Segunda-feira, os jogadores do Valencia cumpriram a ameaça e Albert Celades não teve ninguém a seu lado na sala de imprensa de Stamford Bridge

• Foto: EPA

Os jogadores do Valencia recusaram sentar-se ao lado de Albert Celades - que sucedeu a Marcelino Toral - na conferência de imprensa de antevisão do jogo com o Chelsea, da Champions e a imprensa espanhola revela esta terça-feira mais pormenores sobre a crise que se vive no clube che.

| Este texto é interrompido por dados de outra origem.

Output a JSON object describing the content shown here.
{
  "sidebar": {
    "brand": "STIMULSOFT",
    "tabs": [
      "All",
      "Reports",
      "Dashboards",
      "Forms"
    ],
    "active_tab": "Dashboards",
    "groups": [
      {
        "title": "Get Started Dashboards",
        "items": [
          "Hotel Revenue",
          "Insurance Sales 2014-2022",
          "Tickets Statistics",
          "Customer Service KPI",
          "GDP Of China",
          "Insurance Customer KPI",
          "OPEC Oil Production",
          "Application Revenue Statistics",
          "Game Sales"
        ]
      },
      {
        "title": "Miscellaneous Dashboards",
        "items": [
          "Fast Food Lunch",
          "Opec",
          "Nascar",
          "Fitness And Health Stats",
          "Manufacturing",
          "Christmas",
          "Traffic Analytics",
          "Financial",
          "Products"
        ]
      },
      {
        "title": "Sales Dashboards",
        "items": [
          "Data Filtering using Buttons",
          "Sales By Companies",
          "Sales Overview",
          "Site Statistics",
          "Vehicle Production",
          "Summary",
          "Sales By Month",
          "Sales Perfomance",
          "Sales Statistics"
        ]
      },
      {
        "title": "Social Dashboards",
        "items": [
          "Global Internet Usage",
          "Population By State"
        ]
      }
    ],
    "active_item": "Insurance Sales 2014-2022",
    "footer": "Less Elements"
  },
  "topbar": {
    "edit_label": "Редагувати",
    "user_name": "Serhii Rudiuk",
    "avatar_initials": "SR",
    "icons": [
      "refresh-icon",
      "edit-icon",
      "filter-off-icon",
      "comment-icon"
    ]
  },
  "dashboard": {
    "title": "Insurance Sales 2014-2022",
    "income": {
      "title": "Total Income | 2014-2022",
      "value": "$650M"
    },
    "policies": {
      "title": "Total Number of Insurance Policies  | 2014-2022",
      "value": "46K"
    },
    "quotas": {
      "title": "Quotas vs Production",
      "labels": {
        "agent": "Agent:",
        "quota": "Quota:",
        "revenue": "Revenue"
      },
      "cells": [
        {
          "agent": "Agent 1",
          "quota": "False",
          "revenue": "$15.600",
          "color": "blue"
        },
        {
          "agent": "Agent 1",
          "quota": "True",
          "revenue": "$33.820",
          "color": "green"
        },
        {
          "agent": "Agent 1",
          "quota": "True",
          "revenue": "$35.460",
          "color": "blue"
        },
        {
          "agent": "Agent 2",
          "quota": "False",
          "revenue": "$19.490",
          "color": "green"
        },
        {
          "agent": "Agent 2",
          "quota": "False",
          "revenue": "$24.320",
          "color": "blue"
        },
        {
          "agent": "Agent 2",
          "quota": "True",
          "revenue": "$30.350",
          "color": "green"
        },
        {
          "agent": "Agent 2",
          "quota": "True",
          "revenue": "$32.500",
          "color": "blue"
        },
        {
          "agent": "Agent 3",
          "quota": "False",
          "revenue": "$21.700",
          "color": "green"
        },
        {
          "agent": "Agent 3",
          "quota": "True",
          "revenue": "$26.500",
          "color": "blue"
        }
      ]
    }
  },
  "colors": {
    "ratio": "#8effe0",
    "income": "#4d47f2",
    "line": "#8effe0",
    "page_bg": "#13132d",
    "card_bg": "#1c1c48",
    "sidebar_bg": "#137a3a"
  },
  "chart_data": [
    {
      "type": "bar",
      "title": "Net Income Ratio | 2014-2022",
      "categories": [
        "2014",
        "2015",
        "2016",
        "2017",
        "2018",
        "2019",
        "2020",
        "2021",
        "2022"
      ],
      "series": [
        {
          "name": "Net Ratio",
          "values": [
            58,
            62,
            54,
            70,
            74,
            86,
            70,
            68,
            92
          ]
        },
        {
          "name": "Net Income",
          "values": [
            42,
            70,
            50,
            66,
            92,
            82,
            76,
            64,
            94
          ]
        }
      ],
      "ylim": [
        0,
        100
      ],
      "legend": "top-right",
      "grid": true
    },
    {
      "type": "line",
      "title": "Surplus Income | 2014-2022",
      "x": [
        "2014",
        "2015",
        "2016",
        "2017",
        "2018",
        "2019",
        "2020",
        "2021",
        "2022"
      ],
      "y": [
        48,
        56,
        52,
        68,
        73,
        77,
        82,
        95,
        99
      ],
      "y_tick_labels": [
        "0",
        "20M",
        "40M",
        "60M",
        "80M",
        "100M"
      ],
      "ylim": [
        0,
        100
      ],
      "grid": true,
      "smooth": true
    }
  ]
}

O 'Superdeporte' diz que o "balneário parece um cemitério" e refere que o "silêncio sepulcral dos jogadores no voo de regresso desde Barcelona a Valencia no sábado à noite, assim como no treino de domingo de manhã é muito mais preocupante do que o plantel ter decidido protestar a demissão de Marcelino García Toral".

Segunda-feira, os jogadores do Valencia cumpriram a ameaça e Albert Celades não teve ninguém a seu lado na sala de imprensa de Stamford Bridge .O clube arrisca agora uma penalização da UEFA. O treinador foi do hotel ao estádio do Chelsea apenas acompanhado por vários elementos do departamento de comunicação. "Nestes momentos os grupos tendem a unir-se mais. É isso que quero ver em Stamford Bridge", disse Celades. 

A 'Marca' revela que no Camp Nou (derrota por 5-2) "não falou nenhum representante institucional do clube como estabelece o protocolo televisivo da LaLiga".